Nakamura attended St. Edward High School, an all-boys Catholic high school on Cleveland's west side. He played football as both a wide receiver and defensive back. In 2003, he was instrumental in the team's runner-up finish in the Ohio Division I "big school" playoffs. He earned second-team "All-Ohio" honors as a defensive back his senior season. He graduated in 2004.
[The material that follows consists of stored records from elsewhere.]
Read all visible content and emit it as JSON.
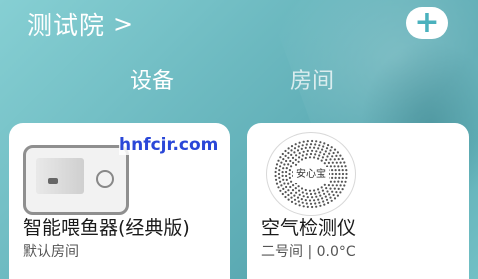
{
  "header": {
    "title": "测试院",
    "chevron": ">"
  },
  "add_button": {
    "label": "+"
  },
  "tabs": [
    {
      "label": "设备"
    },
    {
      "label": "房间"
    }
  ],
  "devices": [
    {
      "name": "智能喂鱼器(经典版)",
      "room": "默认房间",
      "watermark": "hnfcjr.com"
    },
    {
      "name": "空气检测仪",
      "room": "二号间 | 0.0°C",
      "brand": "安心宝"
    }
  ],
  "colors": {
    "background": "#6cb9c0",
    "accent": "#4ab1bd",
    "card": "#ffffff"
  }
}
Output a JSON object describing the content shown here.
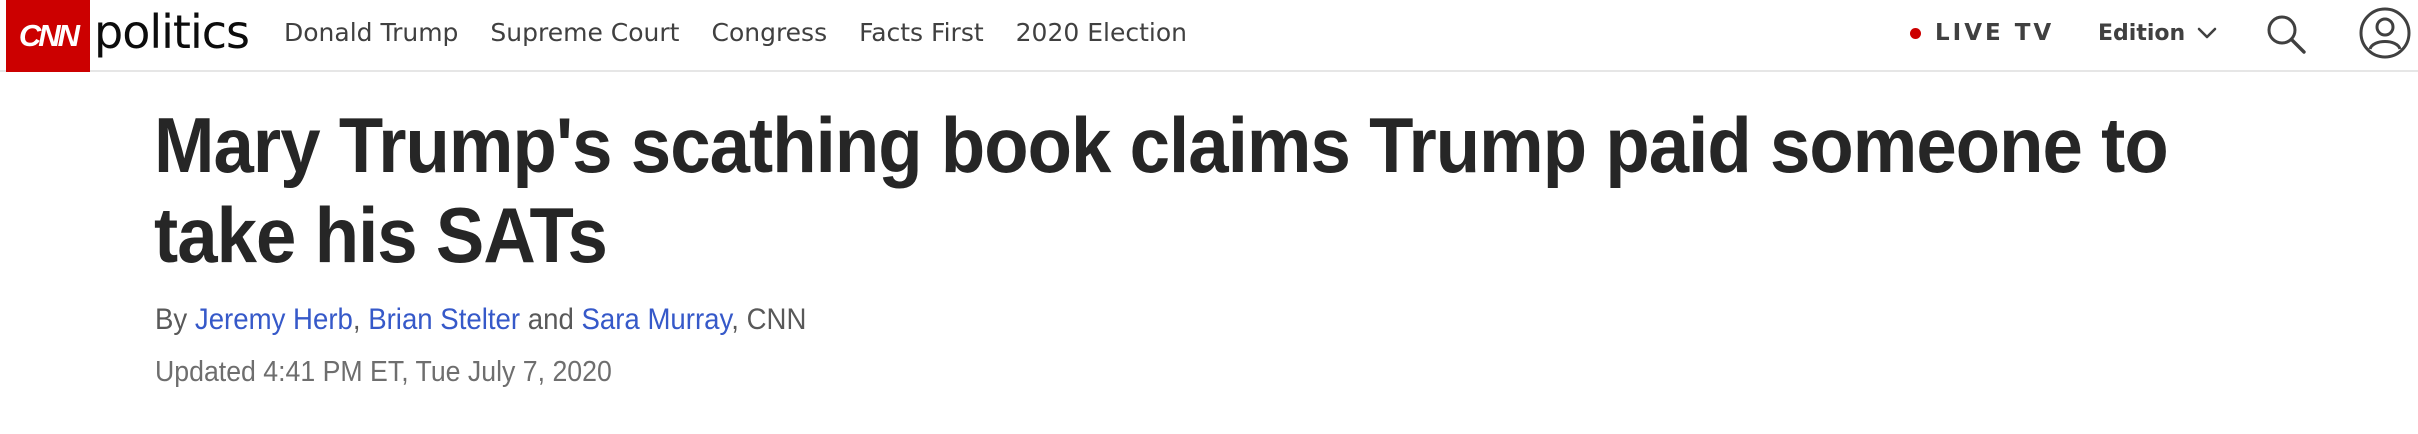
{
  "header": {
    "logo_text": "CNN",
    "section": "politics",
    "nav": [
      {
        "label": "Donald Trump"
      },
      {
        "label": "Supreme Court"
      },
      {
        "label": "Congress"
      },
      {
        "label": "Facts First"
      },
      {
        "label": "2020 Election"
      }
    ],
    "live_tv": "LIVE TV",
    "edition": "Edition",
    "icons": [
      "search-icon",
      "account-icon",
      "chevron-down-icon"
    ],
    "colors": {
      "brand": "#cc0000",
      "link": "#3659c9",
      "text": "#262626"
    }
  },
  "article": {
    "headline": "Mary Trump's scathing book claims Trump paid someone to take his SATs",
    "byline": {
      "prefix": "By ",
      "authors": [
        "Jeremy Herb",
        "Brian Stelter",
        "Sara Murray"
      ],
      "sep1": ", ",
      "sep2": " and ",
      "suffix": ", CNN"
    },
    "updated": "Updated 4:41 PM ET, Tue July 7, 2020"
  }
}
He attended the University of Cincinnati, where he majored in criminal justice. He played college football for the Bearcats, playing free safety and on special teams, eventually earning first-team "All-Big East" honors.

==Professional football==

===Baltimore Ravens===
On April 26, 2008, he was selected by the Ravens in the sixth round of the 2008 NFL draft, the 206th player overall. For the 2008 season, Nakamura had 12 tackles in 16 games.

On January 10, 2009, Nakamura recorded a career-high five tackles in the Baltimore Ravens 13-10 upset of the AFC's top-seeded Tennessee Titans.

On November 16, 2009, Nakamura was injured on the opening kickoff of a Monday Night Football game versus the Cleveland Browns in his hometown of Cleveland. He suffered a broken right ankle attempting to make a tackle on special teams. Two days later, he was placed on the injured reserve list, ending his season. For the season, he played in nine games with seven special teams tackles and one tackle on defense.

In the 2010 preseason, Nakamura showed signs of a breakout season as evidenced in the pre-season week-three game against the New York Giants. Nakamura made an interception that coach John Harbaugh described as being "as good a play as you're ever going to see . . . I don't know how he came up with the ball. He's just a tremendous athlete. He's a football player, through and through." Nakamura also sacked the Giants' quarterback for a loss in that same game. He also returned a fake kickoff against the Washington Redskins.

During the 2010 regular season, Nakamura played in all 16 games and recorded 16 tackles, plus he was second in special teams tackles with 13. He played in all three of the Ravens' post-season games, and in the AFC wild card game he intercepted a pass from Kansas City Chiefs quarterback Matt Cassel.

In 2011, he played in 15 games (he was inactive for one) and tied for second on the team with nine special teams tackles while posting three tackles backing up safety Ed Reed on defense. In a Week 4 game against the St. Louis Rams in 2011, Nakamura was injured and missed a month. He played in two post-season games, leading the team with four special teams tackles.

===Carolina Panthers===
Nakamura signed with the Carolina Panthers on March 16, 2012. He started a career-high 13 games at free safety, recorded a career-high in tackles with 52, tied for the team lead in interceptions with two and had 10 special teams tackles. His season ended when he suffered a groin injury versus the Atlanta Falcons on December 9 and was placed on injured reserve two days later.

In 2013, during the preseason, he suffered a concussion. On September 2 the Panthers placed him on injured reserve and two days later his status was revised to "released/injury settlement".